I managed to pay one last month of the mortgage and began the process of selling the damned house. Let's just say that, as he got sicker - and I get older and dealt with depression - repairs had suffered. A lot. We finally managed to sell it for less than we paid for it, but enough to get rid of the mortgage so that that's not dragging us down.

Joy?

From there, we begged money from friends and family, then rented a U Haul. In my panic and frenzied need to get us somewhere that we wouldn't starve to death, I forgot quite a few things that should have been saved. (Including my grandmother's bible and my mother's ashes.) But, we were trying to fit a four bedroom house into a truck designed for a studio apartment, so I'd like to think I was justified in my forgetfulness. 

And, it's not like my mother's ashes know the difference between being tucked in a cupboard and the local garbage dump. I was more concerned with the things we needed to live. Assorted medical supplies, bed, clothes, and work computer - oh my!

Anyway, we headed for a friend's place in Florida. It's not much right now. We're getting things settled here, but we'll have a trailer to ourselves once everything is said and done. Our friend is letting us live there in exchange for enough money to pay the taxes on the property every year.

The spouse is up and walking again, though he is still having issues with stairs. Not a huge problem, since the trailer is only a single story. The two story house we'd had would still be a no-go, if we'd been able to keep it. 

Medical woes continue. He has a catheter now and I'm having trouble paying the doctors we've seen since we got here. We opted for the better insurance with the yearly changeover, which has taken an additional four hundred and some dollars out of every paycheck. It cuts the cost of new visits dramatically, but doesn't get rid of the bills from before the New Year.

On a funnier note, whether a man dresses right or left is vitally important when a catheter is put in. The tubing is secured to the leg (with either a sticker or a Velcro strap) to keep the pressure of the weight off the bladder and other bits. And, it seems, that putting it on one leg can feel drastically unnatural if you have to tuck things to the other side than you normally do.
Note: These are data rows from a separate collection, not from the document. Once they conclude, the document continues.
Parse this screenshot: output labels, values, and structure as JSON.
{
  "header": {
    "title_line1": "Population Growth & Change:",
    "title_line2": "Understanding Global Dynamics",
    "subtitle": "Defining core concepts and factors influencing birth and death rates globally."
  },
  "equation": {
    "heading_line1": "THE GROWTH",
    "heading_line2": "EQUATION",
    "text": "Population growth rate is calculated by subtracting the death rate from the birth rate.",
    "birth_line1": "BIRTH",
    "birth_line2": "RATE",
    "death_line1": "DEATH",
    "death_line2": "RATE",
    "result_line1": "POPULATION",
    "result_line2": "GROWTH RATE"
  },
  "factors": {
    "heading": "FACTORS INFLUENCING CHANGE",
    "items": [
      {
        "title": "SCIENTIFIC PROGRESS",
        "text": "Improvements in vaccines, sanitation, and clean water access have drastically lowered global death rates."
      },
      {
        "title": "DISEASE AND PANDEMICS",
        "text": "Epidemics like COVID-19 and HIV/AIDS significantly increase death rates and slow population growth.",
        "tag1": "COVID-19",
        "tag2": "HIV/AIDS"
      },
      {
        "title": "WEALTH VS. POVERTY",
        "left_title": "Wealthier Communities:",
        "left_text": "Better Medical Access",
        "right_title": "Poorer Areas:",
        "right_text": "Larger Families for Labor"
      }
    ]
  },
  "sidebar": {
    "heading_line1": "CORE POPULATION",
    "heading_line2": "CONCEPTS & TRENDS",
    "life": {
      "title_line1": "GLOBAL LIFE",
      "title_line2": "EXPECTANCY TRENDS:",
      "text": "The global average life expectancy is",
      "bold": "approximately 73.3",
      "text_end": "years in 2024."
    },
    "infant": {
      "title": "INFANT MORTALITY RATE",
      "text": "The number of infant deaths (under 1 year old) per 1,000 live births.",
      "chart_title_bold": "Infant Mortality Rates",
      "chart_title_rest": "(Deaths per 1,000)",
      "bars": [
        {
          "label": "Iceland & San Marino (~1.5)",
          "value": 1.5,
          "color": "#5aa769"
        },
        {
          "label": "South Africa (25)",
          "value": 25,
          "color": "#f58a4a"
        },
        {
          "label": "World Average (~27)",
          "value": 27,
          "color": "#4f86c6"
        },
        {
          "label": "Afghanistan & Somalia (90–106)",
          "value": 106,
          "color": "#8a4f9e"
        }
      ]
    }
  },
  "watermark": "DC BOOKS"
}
Also, on the bright side, people take one look at the catheter bag hanging from his belt and don't say a damned word when he claims a seat at the pharmacy. (We did have some issues before with low blood sugar and people complaining when he was fighting black spots in front of his eyes.) I have to bite my lip to keep from telling them that it's better than it was. He's gone from not being able to make it three feet from his bed to being able to make it to the grocery store and walk around it. He's slower than he used to be, but it's a vast improvement.

I am so very proud of him for that.

We'll get there. We always do. Life finds a way, to quote Jurassic Park. And, we are nothing if not alive.